The deterministic baseline ships immediately useful. I’d budgeted for the Haiku layer to be where the rules “really came alive” with personalization, region-aware copy, bundling. But the deterministic engine alone is already useful: it turns a region pack rule into a typed graph row with full provenance, surfaceable through any UI that reads the tasks table. The Haiku layer becomes refinement, not the load-bearing primitive. That’s a smaller-than-expected gap between “shipped” and “useful” — same shape as the Sprint 3 surprise where Sonnet’s PDF support meant zero rasterization glue code.
On the pace
Five sprints in five days. The naive extrapolation puts V1 in mid-June; the rest of the actual schedule (chat surface, MCP server, predictive scheduler, calendar integration, ingestion connectors) genuinely is harder than what’s been done so far. But three of the next four milestones — M5 (chat surface), M6 (settings IA), M7 (MCP server) — have shipped reference implementations (Vercel AI SDK, shadcn, Node MCP SDK) that should keep pace high. M8 (Gmail / Drive / Dropbox connectors) is where I expect the rate to slow.

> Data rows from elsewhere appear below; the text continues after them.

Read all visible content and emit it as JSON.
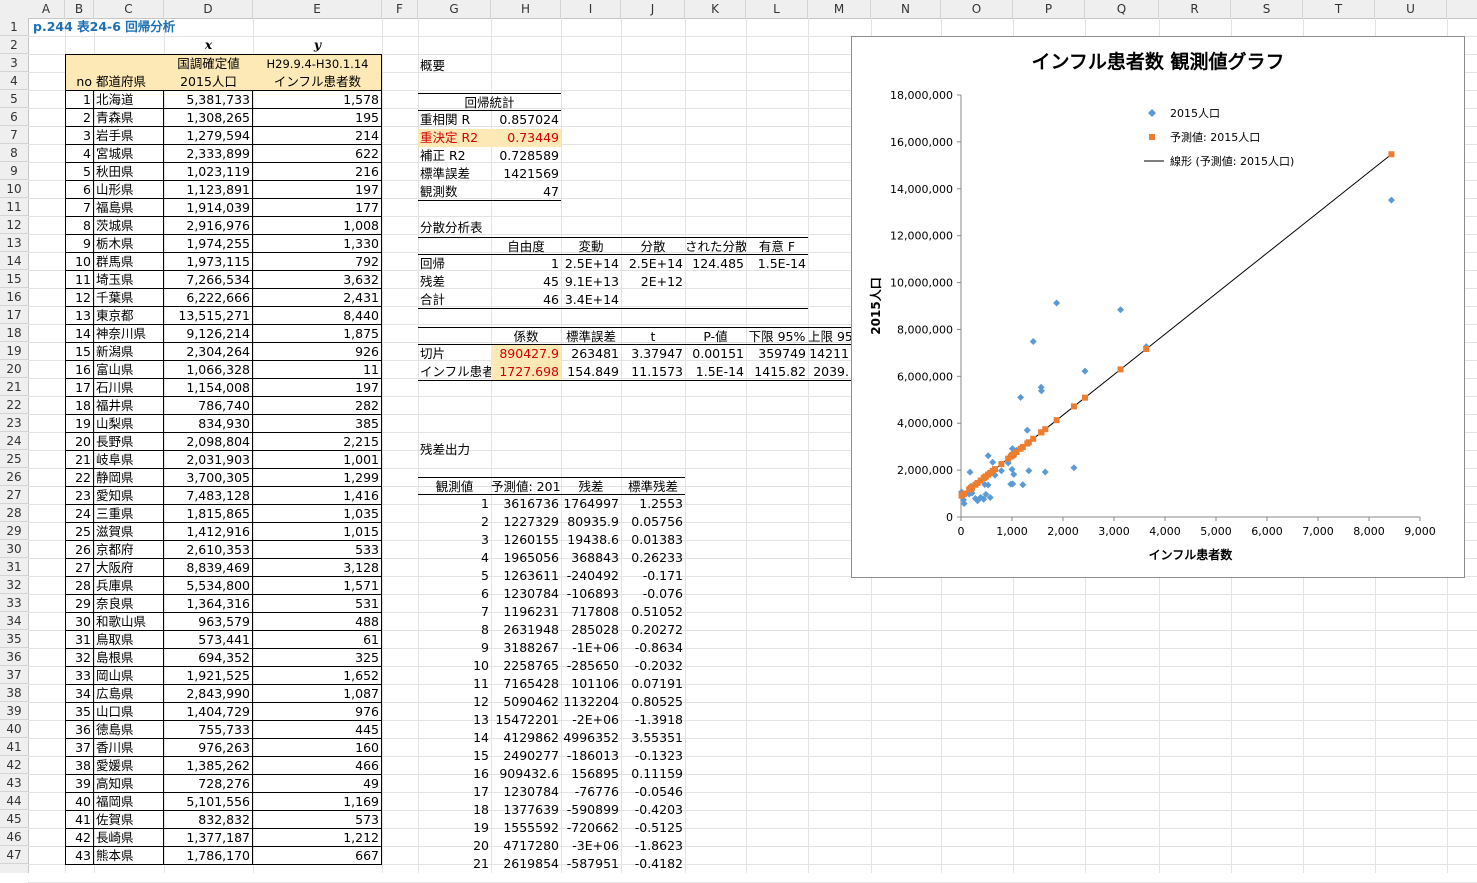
{
  "sheet_title": "p.244 表24-6 回帰分析",
  "columns": [
    "A",
    "B",
    "C",
    "D",
    "E",
    "F",
    "G",
    "H",
    "I",
    "J",
    "K",
    "L",
    "M",
    "N",
    "O",
    "P",
    "Q",
    "R",
    "S",
    "T",
    "U"
  ],
  "rows": [
    "1",
    "2",
    "3",
    "4",
    "5",
    "6",
    "7",
    "8",
    "9",
    "10",
    "11",
    "12",
    "13",
    "14",
    "15",
    "16",
    "17",
    "18",
    "19",
    "20",
    "21",
    "22",
    "23",
    "24",
    "25",
    "26",
    "27",
    "28",
    "29",
    "30",
    "31",
    "32",
    "33",
    "34",
    "35",
    "36",
    "37",
    "38",
    "39",
    "40",
    "41",
    "42",
    "43",
    "44",
    "45",
    "46",
    "47"
  ],
  "labels": {
    "x": "x",
    "y": "y",
    "d3": "国調確定値",
    "d4": "2015人口",
    "e3": "H29.9.4-H30.1.14",
    "e4": "インフル患者数",
    "no": "no",
    "pref": "都道府県"
  },
  "prefectures": [
    [
      "1",
      "北海道",
      "5,381,733",
      "1,578"
    ],
    [
      "2",
      "青森県",
      "1,308,265",
      "195"
    ],
    [
      "3",
      "岩手県",
      "1,279,594",
      "214"
    ],
    [
      "4",
      "宮城県",
      "2,333,899",
      "622"
    ],
    [
      "5",
      "秋田県",
      "1,023,119",
      "216"
    ],
    [
      "6",
      "山形県",
      "1,123,891",
      "197"
    ],
    [
      "7",
      "福島県",
      "1,914,039",
      "177"
    ],
    [
      "8",
      "茨城県",
      "2,916,976",
      "1,008"
    ],
    [
      "9",
      "栃木県",
      "1,974,255",
      "1,330"
    ],
    [
      "10",
      "群馬県",
      "1,973,115",
      "792"
    ],
    [
      "11",
      "埼玉県",
      "7,266,534",
      "3,632"
    ],
    [
      "12",
      "千葉県",
      "6,222,666",
      "2,431"
    ],
    [
      "13",
      "東京都",
      "13,515,271",
      "8,440"
    ],
    [
      "14",
      "神奈川県",
      "9,126,214",
      "1,875"
    ],
    [
      "15",
      "新潟県",
      "2,304,264",
      "926"
    ],
    [
      "16",
      "富山県",
      "1,066,328",
      "11"
    ],
    [
      "17",
      "石川県",
      "1,154,008",
      "197"
    ],
    [
      "18",
      "福井県",
      "786,740",
      "282"
    ],
    [
      "19",
      "山梨県",
      "834,930",
      "385"
    ],
    [
      "20",
      "長野県",
      "2,098,804",
      "2,215"
    ],
    [
      "21",
      "岐阜県",
      "2,031,903",
      "1,001"
    ],
    [
      "22",
      "静岡県",
      "3,700,305",
      "1,299"
    ],
    [
      "23",
      "愛知県",
      "7,483,128",
      "1,416"
    ],
    [
      "24",
      "三重県",
      "1,815,865",
      "1,035"
    ],
    [
      "25",
      "滋賀県",
      "1,412,916",
      "1,015"
    ],
    [
      "26",
      "京都府",
      "2,610,353",
      "533"
    ],
    [
      "27",
      "大阪府",
      "8,839,469",
      "3,128"
    ],
    [
      "28",
      "兵庫県",
      "5,534,800",
      "1,571"
    ],
    [
      "29",
      "奈良県",
      "1,364,316",
      "531"
    ],
    [
      "30",
      "和歌山県",
      "963,579",
      "488"
    ],
    [
      "31",
      "鳥取県",
      "573,441",
      "61"
    ],
    [
      "32",
      "島根県",
      "694,352",
      "325"
    ],
    [
      "33",
      "岡山県",
      "1,921,525",
      "1,652"
    ],
    [
      "34",
      "広島県",
      "2,843,990",
      "1,087"
    ],
    [
      "35",
      "山口県",
      "1,404,729",
      "976"
    ],
    [
      "36",
      "徳島県",
      "755,733",
      "445"
    ],
    [
      "37",
      "香川県",
      "976,263",
      "160"
    ],
    [
      "38",
      "愛媛県",
      "1,385,262",
      "466"
    ],
    [
      "39",
      "高知県",
      "728,276",
      "49"
    ],
    [
      "40",
      "福岡県",
      "5,101,556",
      "1,169"
    ],
    [
      "41",
      "佐賀県",
      "832,832",
      "573"
    ],
    [
      "42",
      "長崎県",
      "1,377,187",
      "1,212"
    ],
    [
      "43",
      "熊本県",
      "1,786,170",
      "667"
    ]
  ],
  "summary": {
    "title": "概要",
    "reg_title": "回帰統計",
    "reg": [
      [
        "重相関 R",
        "0.857024"
      ],
      [
        "重決定 R2",
        "0.73449"
      ],
      [
        "補正 R2",
        "0.728589"
      ],
      [
        "標準誤差",
        "1421569"
      ],
      [
        "観測数",
        "47"
      ]
    ],
    "anova_title": "分散分析表",
    "anova_head": [
      "自由度",
      "変動",
      "分散",
      "された分散",
      "有意 F"
    ],
    "anova": [
      [
        "回帰",
        "1",
        "2.5E+14",
        "2.5E+14",
        "124.485",
        "1.5E-14"
      ],
      [
        "残差",
        "45",
        "9.1E+13",
        "2E+12",
        "",
        ""
      ],
      [
        "合計",
        "46",
        "3.4E+14",
        "",
        "",
        ""
      ]
    ],
    "coef_head": [
      "係数",
      "標準誤差",
      "t",
      "P-値",
      "下限 95%",
      "上限 95%"
    ],
    "coef": [
      [
        "切片",
        "890427.9",
        "263481",
        "3.37947",
        "0.00151",
        "359749",
        "14211"
      ],
      [
        "インフル患者数",
        "1727.698",
        "154.849",
        "11.1573",
        "1.5E-14",
        "1415.82",
        "2039."
      ]
    ],
    "resid_title": "残差出力",
    "resid_head": [
      "観測値",
      "予測値: 2015人口",
      "残差",
      "標準残差"
    ],
    "resid": [
      [
        "1",
        "3616736",
        "1764997",
        "1.2553"
      ],
      [
        "2",
        "1227329",
        "80935.9",
        "0.05756"
      ],
      [
        "3",
        "1260155",
        "19438.6",
        "0.01383"
      ],
      [
        "4",
        "1965056",
        "368843",
        "0.26233"
      ],
      [
        "5",
        "1263611",
        "-240492",
        "-0.171"
      ],
      [
        "6",
        "1230784",
        "-106893",
        "-0.076"
      ],
      [
        "7",
        "1196231",
        "717808",
        "0.51052"
      ],
      [
        "8",
        "2631948",
        "285028",
        "0.20272"
      ],
      [
        "9",
        "3188267",
        "-1E+06",
        "-0.8634"
      ],
      [
        "10",
        "2258765",
        "-285650",
        "-0.2032"
      ],
      [
        "11",
        "7165428",
        "101106",
        "0.07191"
      ],
      [
        "12",
        "5090462",
        "1132204",
        "0.80525"
      ],
      [
        "13",
        "15472201",
        "-2E+06",
        "-1.3918"
      ],
      [
        "14",
        "4129862",
        "4996352",
        "3.55351"
      ],
      [
        "15",
        "2490277",
        "-186013",
        "-0.1323"
      ],
      [
        "16",
        "909432.6",
        "156895",
        "0.11159"
      ],
      [
        "17",
        "1230784",
        "-76776",
        "-0.0546"
      ],
      [
        "18",
        "1377639",
        "-590899",
        "-0.4203"
      ],
      [
        "19",
        "1555592",
        "-720662",
        "-0.5125"
      ],
      [
        "20",
        "4717280",
        "-3E+06",
        "-1.8623"
      ],
      [
        "21",
        "2619854",
        "-587951",
        "-0.4182"
      ]
    ]
  },
  "colors": {
    "accent": "#1f6fb5",
    "observed": "#5b9bd5",
    "predicted": "#ed7d31",
    "highlight": "#fde9b6"
  },
  "chart_data": {
    "type": "scatter",
    "title": "インフル患者数 観測値グラフ",
    "xlabel": "インフル患者数",
    "ylabel": "2015人口",
    "xlim": [
      0,
      9000
    ],
    "ylim": [
      0,
      18000000
    ],
    "xticks": [
      "0",
      "1,000",
      "2,000",
      "3,000",
      "4,000",
      "5,000",
      "6,000",
      "7,000",
      "8,000",
      "9,000"
    ],
    "yticks": [
      "0",
      "2,000,000",
      "4,000,000",
      "6,000,000",
      "8,000,000",
      "10,000,000",
      "12,000,000",
      "14,000,000",
      "16,000,000",
      "18,000,000"
    ],
    "legend": [
      "2015人口",
      "予測値: 2015人口",
      "線形 (予測値: 2015人口)"
    ],
    "legend_position": "top-right",
    "trend": {
      "intercept": 890427.9,
      "slope": 1727.698
    },
    "series": [
      {
        "name": "2015人口",
        "x": [
          1578,
          195,
          214,
          622,
          216,
          197,
          177,
          1008,
          1330,
          792,
          3632,
          2431,
          8440,
          1875,
          926,
          11,
          197,
          282,
          385,
          2215,
          1001,
          1299,
          1416,
          1035,
          1015,
          533,
          3128,
          1571,
          531,
          488,
          61,
          325,
          1652,
          1087,
          976,
          445,
          160,
          466,
          49,
          1169,
          573,
          1212,
          667
        ],
        "y": [
          5381733,
          1308265,
          1279594,
          2333899,
          1023119,
          1123891,
          1914039,
          2916976,
          1974255,
          1973115,
          7266534,
          6222666,
          13515271,
          9126214,
          2304264,
          1066328,
          1154008,
          786740,
          834930,
          2098804,
          2031903,
          3700305,
          7483128,
          1815865,
          1412916,
          2610353,
          8839469,
          5534800,
          1364316,
          963579,
          573441,
          694352,
          1921525,
          2843990,
          1404729,
          755733,
          976263,
          1385262,
          728276,
          5101556,
          832832,
          1377187,
          1786170
        ]
      },
      {
        "name": "予測値: 2015人口",
        "x": [
          1578,
          195,
          214,
          622,
          216,
          197,
          177,
          1008,
          1330,
          792,
          3632,
          2431,
          8440,
          1875,
          926,
          11,
          197,
          282,
          385,
          2215,
          1001,
          1299,
          1416,
          1035,
          1015,
          533,
          3128,
          1571,
          531,
          488,
          61,
          325,
          1652,
          1087,
          976,
          445,
          160,
          466,
          49,
          1169,
          573,
          1212,
          667
        ],
        "y": [
          3616736,
          1227329,
          1260155,
          1965056,
          1263611,
          1230784,
          1196231,
          2631948,
          3188267,
          2258765,
          7165428,
          5090462,
          15472201,
          4129862,
          2490277,
          909433,
          1230784,
          1377639,
          1555592,
          4717280,
          2619854,
          3134749,
          3336890,
          2678595,
          2644041,
          1811289,
          6294578,
          3604642,
          1807834,
          1733544,
          995818,
          1451931,
          3744626,
          2768434,
          2576661,
          1659256,
          1166859,
          1695536,
          975083,
          2910109,
          1880396,
          2984401,
          2042782
        ]
      }
    ]
  }
}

I’m still not re-scoping. Going to finish M5 and decide at the end of next sprint.
Where Sprint 5 picks up
M5 — chat surface. First user-visible feature on domiapp.ai. Vercel AI SDK chat route, shadcn-themed UI, tool-use over the existing read paths (documents, extracted_facts, tasks, utility_bills, confirm_prompts). Document upload from chat. Ad-hoc runPredictions trigger from chat. The natural sentence “what bills do I have?” reads from extracted_facts; “anything coming up?” reads from tasks; “I just got a new utility bill” routes to extract_document against the upload. Every backend feature surfaces through one UI naturally — that’s why the chat surface is M5 and not M9.
Three sprints of backend work were inspectable via Drizzle Studio + curl. Sprint 5’s work will be visible to anyone visiting domiapp.ai. That’s the trade I made by sequencing the foundations first; the cash-out happens this week.